About the lab

Larremore Lab Collaboration Graph.

The Larremore Lab focuses on developing methods of networks, dynamical systems, and statistical inference, to solve problems in biological and social systems. We try to keep a tight loop between data and theory, and learn a lot from confronting models and algorithms with real problems.

In biological systems, we focus on the spread and evolution of infectious disease. Although shifting focus toward COVID-19 testing, seroepidemiology, and vaccination, the lab also focuses on the malaria parasite P. falciparum and its rapid recombination to evade the human immune system. Our goals are broadly to understand the interplay between pathogen evolution and human immunity, and its implications for virulence, population structure, and most critically, countermeasures.
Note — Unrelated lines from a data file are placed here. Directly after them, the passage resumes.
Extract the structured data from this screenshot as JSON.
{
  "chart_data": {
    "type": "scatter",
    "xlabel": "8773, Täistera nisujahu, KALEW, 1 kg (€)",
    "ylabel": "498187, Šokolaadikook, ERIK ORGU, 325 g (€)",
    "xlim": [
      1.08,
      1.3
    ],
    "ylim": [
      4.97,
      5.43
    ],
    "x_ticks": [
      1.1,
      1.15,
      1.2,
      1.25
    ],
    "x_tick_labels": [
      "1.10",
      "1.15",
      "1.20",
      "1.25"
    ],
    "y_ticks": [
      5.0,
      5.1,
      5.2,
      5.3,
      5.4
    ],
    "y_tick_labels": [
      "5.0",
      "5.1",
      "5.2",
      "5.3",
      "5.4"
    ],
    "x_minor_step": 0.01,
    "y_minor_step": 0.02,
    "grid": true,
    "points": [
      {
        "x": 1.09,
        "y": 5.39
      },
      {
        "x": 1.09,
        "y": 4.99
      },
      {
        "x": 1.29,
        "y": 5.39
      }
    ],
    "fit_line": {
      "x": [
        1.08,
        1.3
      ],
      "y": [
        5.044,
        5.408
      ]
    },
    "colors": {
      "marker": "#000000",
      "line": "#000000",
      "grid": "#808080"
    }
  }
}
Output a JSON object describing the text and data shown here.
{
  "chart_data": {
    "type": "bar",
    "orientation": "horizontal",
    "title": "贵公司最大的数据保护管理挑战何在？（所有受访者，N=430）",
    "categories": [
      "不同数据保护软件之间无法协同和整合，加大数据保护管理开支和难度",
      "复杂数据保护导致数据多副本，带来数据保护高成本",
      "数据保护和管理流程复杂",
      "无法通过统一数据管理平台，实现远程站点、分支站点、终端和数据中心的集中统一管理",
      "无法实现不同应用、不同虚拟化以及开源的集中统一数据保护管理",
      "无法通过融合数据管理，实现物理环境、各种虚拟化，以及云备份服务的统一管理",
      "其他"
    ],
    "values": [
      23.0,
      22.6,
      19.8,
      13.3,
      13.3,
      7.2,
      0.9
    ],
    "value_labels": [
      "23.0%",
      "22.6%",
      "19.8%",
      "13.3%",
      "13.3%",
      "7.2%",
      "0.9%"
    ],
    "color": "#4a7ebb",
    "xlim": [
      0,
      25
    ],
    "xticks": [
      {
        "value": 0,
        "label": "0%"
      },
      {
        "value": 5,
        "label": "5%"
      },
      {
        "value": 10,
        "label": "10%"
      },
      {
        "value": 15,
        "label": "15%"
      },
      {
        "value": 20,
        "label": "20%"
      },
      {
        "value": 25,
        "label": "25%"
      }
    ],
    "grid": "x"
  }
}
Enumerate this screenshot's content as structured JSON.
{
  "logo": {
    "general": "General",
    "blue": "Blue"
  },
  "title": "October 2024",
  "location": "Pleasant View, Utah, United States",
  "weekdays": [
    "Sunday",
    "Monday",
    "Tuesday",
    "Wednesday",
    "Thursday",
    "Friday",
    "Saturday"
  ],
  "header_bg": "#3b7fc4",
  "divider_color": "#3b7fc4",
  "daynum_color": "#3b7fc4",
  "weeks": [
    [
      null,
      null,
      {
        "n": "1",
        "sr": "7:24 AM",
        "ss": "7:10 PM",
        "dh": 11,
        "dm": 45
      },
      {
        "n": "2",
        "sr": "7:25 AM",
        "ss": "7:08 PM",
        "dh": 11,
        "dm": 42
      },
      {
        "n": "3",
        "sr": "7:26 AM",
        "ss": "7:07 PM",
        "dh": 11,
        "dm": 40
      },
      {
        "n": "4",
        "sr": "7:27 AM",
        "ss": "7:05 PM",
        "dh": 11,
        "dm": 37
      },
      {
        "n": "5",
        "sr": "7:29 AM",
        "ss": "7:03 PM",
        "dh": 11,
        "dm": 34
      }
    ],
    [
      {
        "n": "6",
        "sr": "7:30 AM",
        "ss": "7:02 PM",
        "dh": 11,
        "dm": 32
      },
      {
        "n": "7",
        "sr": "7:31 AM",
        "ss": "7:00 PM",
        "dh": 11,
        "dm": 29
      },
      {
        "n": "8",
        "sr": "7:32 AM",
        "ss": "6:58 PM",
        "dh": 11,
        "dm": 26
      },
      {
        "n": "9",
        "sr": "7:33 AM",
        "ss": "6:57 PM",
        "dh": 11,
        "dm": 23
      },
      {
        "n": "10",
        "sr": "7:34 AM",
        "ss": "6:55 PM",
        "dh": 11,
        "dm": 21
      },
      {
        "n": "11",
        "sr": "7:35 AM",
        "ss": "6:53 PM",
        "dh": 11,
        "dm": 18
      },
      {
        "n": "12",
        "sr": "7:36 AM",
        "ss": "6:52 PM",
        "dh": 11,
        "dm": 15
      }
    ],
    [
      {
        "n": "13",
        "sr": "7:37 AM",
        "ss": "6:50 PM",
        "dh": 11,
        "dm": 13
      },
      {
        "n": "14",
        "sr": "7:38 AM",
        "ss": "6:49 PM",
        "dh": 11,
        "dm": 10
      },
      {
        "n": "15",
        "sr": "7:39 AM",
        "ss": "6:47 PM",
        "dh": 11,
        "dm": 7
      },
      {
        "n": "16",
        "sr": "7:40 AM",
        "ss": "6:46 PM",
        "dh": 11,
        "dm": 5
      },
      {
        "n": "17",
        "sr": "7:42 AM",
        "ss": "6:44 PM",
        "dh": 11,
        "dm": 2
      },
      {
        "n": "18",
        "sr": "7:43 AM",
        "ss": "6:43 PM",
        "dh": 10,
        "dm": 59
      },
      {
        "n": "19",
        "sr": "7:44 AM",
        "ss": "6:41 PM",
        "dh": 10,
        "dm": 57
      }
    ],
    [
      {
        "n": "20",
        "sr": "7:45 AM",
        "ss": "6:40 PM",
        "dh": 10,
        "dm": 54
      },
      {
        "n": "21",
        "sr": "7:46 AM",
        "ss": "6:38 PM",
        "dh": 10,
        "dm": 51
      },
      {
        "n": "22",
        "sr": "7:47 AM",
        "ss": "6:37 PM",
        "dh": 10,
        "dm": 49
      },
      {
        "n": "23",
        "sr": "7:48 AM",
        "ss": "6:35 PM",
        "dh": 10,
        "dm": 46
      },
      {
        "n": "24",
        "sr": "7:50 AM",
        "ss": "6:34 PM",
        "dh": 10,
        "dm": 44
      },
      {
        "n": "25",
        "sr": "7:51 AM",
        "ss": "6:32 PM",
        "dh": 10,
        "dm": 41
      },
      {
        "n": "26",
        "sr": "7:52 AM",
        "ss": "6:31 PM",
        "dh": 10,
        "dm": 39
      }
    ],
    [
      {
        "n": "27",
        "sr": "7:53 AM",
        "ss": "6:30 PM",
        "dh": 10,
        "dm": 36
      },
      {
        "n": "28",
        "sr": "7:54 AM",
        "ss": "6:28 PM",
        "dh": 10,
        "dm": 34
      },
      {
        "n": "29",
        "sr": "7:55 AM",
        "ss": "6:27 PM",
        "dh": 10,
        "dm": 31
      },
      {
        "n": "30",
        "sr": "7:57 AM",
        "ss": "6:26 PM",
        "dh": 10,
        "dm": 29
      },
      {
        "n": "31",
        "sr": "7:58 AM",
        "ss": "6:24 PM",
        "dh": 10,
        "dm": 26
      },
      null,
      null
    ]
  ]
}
In social systems, we focus on understanding the patterns and processes that define the ecosystem of scientific research and discovery. Our goal is to combine rigorous computation, ecological theory, and social science to understand how the scientific community can be made more equitable and more productive. Here, we continue to build on a decade-old collaboration with the Clauset Lab.

The Larremore Lab is led by Dan Larremore, an assistant professor at the University of Colorado Boulder in the Department of Computer Science and the BioFrontiers Institute, with an affiliation with the Department of Applied Mathematics, and with the Center for Communicable Disease Dynamics at the Harvard T.H. Chan School of Public Health. The lab is part of CU's Complex Systems Group and many students in the lab are also officers in the Boulder/Denver chapter of the Society of Young Network Scientists.